Why should everything be Mr. Frog and Mr. Bird? Why is our default to view the world and everything in it through a male lens? Sure, call things by their proper gender when you know it (my male dog is still very much a male dog). But for the things with ambiguous genders, let's not start out by telling our girls that they are living in a male-only world. Once your eyes are open to this, it becomes quite jarring when you realize just how much maleness is in this world.
Changing the way I addressed animals was extremely difficult. I had to correct myself over and over again. It took months before it was natural to discuss things by defaulting to female pronouns, and I still slip up sometimes, even years later. I had to do the work of unpacking and undoing what our culture has been humming in my ear since I was born: that it's a man's world.
Luckily, our daughters are young, and we can give them an advantage that we didn't have. We can hum a different tune to them. We can start to tell them, ever so subtly and in a way that they don't even notice yet, that the world is theirs, too. When my daughter sees a dolphin she says, "Look how fast she's swimming, Mama. She's so strong."

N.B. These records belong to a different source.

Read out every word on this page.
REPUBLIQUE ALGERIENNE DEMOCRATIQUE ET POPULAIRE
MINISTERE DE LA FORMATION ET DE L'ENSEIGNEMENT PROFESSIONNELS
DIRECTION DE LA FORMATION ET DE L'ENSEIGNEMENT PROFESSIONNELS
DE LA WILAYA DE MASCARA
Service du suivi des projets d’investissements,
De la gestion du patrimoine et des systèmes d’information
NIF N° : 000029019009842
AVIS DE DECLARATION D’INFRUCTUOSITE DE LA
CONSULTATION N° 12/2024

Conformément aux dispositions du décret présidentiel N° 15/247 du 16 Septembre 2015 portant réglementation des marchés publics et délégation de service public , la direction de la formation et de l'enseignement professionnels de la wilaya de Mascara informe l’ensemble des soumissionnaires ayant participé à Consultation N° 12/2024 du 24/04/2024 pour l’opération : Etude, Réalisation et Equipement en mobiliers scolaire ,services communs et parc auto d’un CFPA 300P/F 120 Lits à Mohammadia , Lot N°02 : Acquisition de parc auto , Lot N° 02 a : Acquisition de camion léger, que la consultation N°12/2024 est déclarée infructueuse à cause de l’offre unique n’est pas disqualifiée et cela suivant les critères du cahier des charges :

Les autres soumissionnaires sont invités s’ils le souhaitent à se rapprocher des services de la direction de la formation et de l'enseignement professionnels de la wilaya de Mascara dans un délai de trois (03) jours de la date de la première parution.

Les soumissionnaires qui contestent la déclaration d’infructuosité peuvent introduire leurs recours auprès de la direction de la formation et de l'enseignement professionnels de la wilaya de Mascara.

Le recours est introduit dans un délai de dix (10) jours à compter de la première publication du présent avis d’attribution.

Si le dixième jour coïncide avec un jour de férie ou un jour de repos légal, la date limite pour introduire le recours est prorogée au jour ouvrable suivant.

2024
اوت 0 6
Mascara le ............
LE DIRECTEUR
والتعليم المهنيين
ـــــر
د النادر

Raising a feminist daughter doesn't mean buying books for toddlers with feminist themes (though those can be nice if you're into that). It doesn't mean discussing the wage gap with a three-year-old who thinks that everything costs "30 million dollars." It means that we need to start small and work from the ground up. We need to choose female doctors and dentists so they see the achievements and power women have in their real lives. They need to see their fathers (or the other men in their life) doing the dishes and folding the laundry. They need to hear how strong and smart they are. We need to create a world where they can look up at the sky and dream about who they'll become, then look down at the ground and see a caterpillar creeping along and think, "I wonder where she's going." We need to surround them with the idea that they belong in this world.